Do tragicznego wypadku doszło we wtorek (11 kwietnia) na autostradzie A1 pod Łodzią. Ok. godz. 6.30 na 334. kilometrze A1 w kierunku Łodzi i Gdańska - między węzłami Tuszyn i Łódź Południe - 35-letni kierowca busa doprowadził do zderzenia z samochodem ciężarowym, najeżdżając na jego tył. W wyniku odniesionych obrażeń zginął 43-letni mężczyzna.
- Na miejscu policjanci wykonali oględziny miejsca zdarzenia oraz pojazdów biorących w nim udział. Zabezpieczyli ślady i przesłuchali świadków - poinformowała mł. asp. Aneta Kotynia z Komendy Powiatowej Policji Łódź-Wschód. - 40-letni mężczyzna, kierujący samochodem ciężarowym był trzeźwy.
Dokładne przyczyny i okoliczności wypadku wyjaśniają tuszyńscy policjanci pod nadzorem prokuratora.
Przez kilka godzin autostrada A1 była nieprzejezdna w kierunku Łodzi i Gdańska między węzłami Tuszyn i Łódź Południe.
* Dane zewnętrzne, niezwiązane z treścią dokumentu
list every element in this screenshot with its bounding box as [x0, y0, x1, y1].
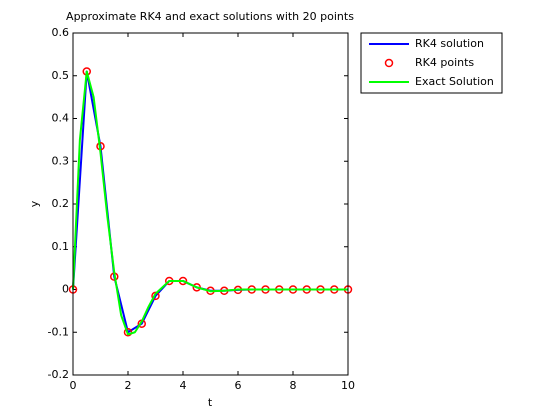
- legend: RK4 solution RK4 points Exact Solution: [360, 32, 503, 94]
- x-tick-label: 8: [290, 379, 297, 392]
- y-tick-label: 0.5: [52, 69, 70, 82]
- x-tick-label: 2: [125, 379, 132, 392]
- y-tick-label: 0: [62, 283, 69, 296]
- x-axis-label: t: [208, 396, 213, 409]
- point-marker: [123, 328, 133, 337]
- y-tick-label: 0.6: [52, 26, 70, 39]
- y-tick-label: 0.4: [52, 112, 70, 125]
- legend-label: Exact Solution: [415, 75, 494, 88]
- y-tick-label: 0.2: [52, 197, 70, 210]
- x-tick-label: 6: [235, 379, 242, 392]
- y-tick-label: -0.2: [48, 368, 69, 381]
- plot-area: [73, 33, 348, 375]
- x-tick-label: 4: [180, 379, 187, 392]
- chart-title: Approximate RK4 and exact solutions with…: [66, 10, 354, 23]
- series-line: [72, 70, 348, 336]
- x-tick-label: 0: [70, 379, 77, 392]
- y-tick-label: -0.1: [48, 325, 69, 338]
- y-tick-label: 0.1: [52, 240, 70, 253]
- axes-box: [72, 32, 349, 376]
- legend-swatch: [384, 58, 394, 68]
- legend-label: RK4 solution: [415, 37, 484, 50]
- y-axis-label: y: [28, 200, 41, 207]
- y-tick-label: 0.3: [52, 154, 70, 167]
- x-tick-label: 10: [341, 379, 355, 392]
- legend-label: RK4 points: [415, 56, 474, 69]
Samochody kierowane były objazdem z węzła Tuszyn na drogę krajową nr 12.
- Ze względu na trwające czynności policja nie zezwalała na wznowienie ruchu w miejscu zdarzenia - poinformował Adam Sztąber z Generalnej Dyrekcji Dróg Krajowych i Autostrad. - Ruch skierowano na dk 12, w związku z czym powstały zator został szybko rozładowany.
Utrudnienia w ruchu na A1 w kierunku Gdańska trwały ponad 7 godzin.